In an interview by National Geographic, Rachel Jewkes, lead technical adviser for this study, expressed that the idea of sexual entitlement isn’t new.

“I think that [sexual entitlement] very, very strongly points to the root of rape in gender relations, and the fact that rape is really legitimized in so many of these countries,” she said.

“If a woman is raped, she would be blamed for putting herself at risk for being raped,” she added.

UN Women claims that the data collected by the study reaffirms the idea of female insubordination and structural inequalities. Men who reported having committed sexual violence against a woman or girl were more likely to “have gender-inequitable attitudes,” “have experienced physical, sexual, or emotional abuse as a child, or witnessed the abuse of their mother,” and “have practices that celebrate male toughness and sexual performance, such as being involved in fights and paying for sex” (UN Women).

A difficult problem surfaced by this study was that oftentimes, men who commit sexual violence do not realize the significance of their perpetration. According to Jewkes, a common reaction to the interviews sounds something like: “[y]ou mean, I’ve just told you I’ve done something I could get arrested or jailed for?”

And experts know that rape is more prevalent than what statistics show. According to an article by NPR published the same day the study was released, the UN also maintains statistics of sexual violence, but “it is difficult to gauge the reliability,” given that the numbers are self-reported by governments.

Global Post’s chart highlighting international rates reports that the United States acknowledged about 27.6 rapes per 100,000 people and that Sweden reports about 51.8 rapes per 100,00 people.
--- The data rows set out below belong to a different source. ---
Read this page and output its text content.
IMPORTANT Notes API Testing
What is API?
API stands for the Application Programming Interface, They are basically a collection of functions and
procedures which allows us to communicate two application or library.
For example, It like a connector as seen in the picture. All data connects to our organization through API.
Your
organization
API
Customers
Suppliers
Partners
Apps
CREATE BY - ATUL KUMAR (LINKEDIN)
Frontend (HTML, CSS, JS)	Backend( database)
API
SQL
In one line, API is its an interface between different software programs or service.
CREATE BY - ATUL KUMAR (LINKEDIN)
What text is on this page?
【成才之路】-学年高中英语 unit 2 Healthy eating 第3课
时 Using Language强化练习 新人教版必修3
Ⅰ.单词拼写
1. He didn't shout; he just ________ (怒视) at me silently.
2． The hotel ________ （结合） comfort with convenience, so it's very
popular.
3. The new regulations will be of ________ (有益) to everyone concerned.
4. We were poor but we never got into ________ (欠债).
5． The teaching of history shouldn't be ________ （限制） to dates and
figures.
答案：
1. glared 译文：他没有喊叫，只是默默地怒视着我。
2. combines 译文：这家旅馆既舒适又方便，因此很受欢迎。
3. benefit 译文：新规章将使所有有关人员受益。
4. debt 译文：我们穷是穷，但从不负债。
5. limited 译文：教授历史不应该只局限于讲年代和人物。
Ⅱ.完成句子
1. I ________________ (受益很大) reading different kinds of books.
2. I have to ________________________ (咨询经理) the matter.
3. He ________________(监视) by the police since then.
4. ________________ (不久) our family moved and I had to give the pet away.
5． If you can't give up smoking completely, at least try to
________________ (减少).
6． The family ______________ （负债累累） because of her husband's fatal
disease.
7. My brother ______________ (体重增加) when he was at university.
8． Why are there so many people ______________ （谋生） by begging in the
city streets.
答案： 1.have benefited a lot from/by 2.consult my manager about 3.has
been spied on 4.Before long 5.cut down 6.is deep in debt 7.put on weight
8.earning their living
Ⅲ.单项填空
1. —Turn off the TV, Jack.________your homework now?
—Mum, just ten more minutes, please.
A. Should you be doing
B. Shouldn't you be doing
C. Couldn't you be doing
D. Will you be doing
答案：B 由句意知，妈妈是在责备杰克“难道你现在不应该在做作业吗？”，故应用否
India, on the other hand, reported approximately 1.8 rapes per 100,000 people.

The Wall Street Journal commented that the underreported numbers provided by a nation “makes headway in encouraging more victims to come forward will appear, in its official stats, to have a worsening rape problem.”

Fortunately, some suggestions have been made to help in alleviating the burgeoning issue of sexual violence.

The UN study recommends a checklist of goals, including to “ensure the full empowerment of women and girls and eliminate gender discrimination,” make use of “community mobilization programs” to “make violence against women unacceptable,” but perhaps most importantly, to “address child abuse and promote healthy families.”

The clearest solution to an international issue this monumental starts at the roots; nations need to address the protection of its children.

Research specialist for Partners for Prevention Emma Fulu says that she hopes the study will infuse programs with new knowledge that will hopefully inspire policies to end violence against women. “Given the early age of violence perpetration we found among some men, we need to start working with younger boys and girls than we have in the past,” she says, “We also need laws and policies that clearly express that violence against women is never acceptable, as well as policies and programs to protect children and end the cycles of violence that extend across many people’s lives.”

Technical adviser Rachel Jewkes would agree with Fulu.

“In order to end violence against women, we have to end violence against children,” says Jewkes. “If we end violence against children, we have a huge impact on violence of all kinds perpetuated across the globe.”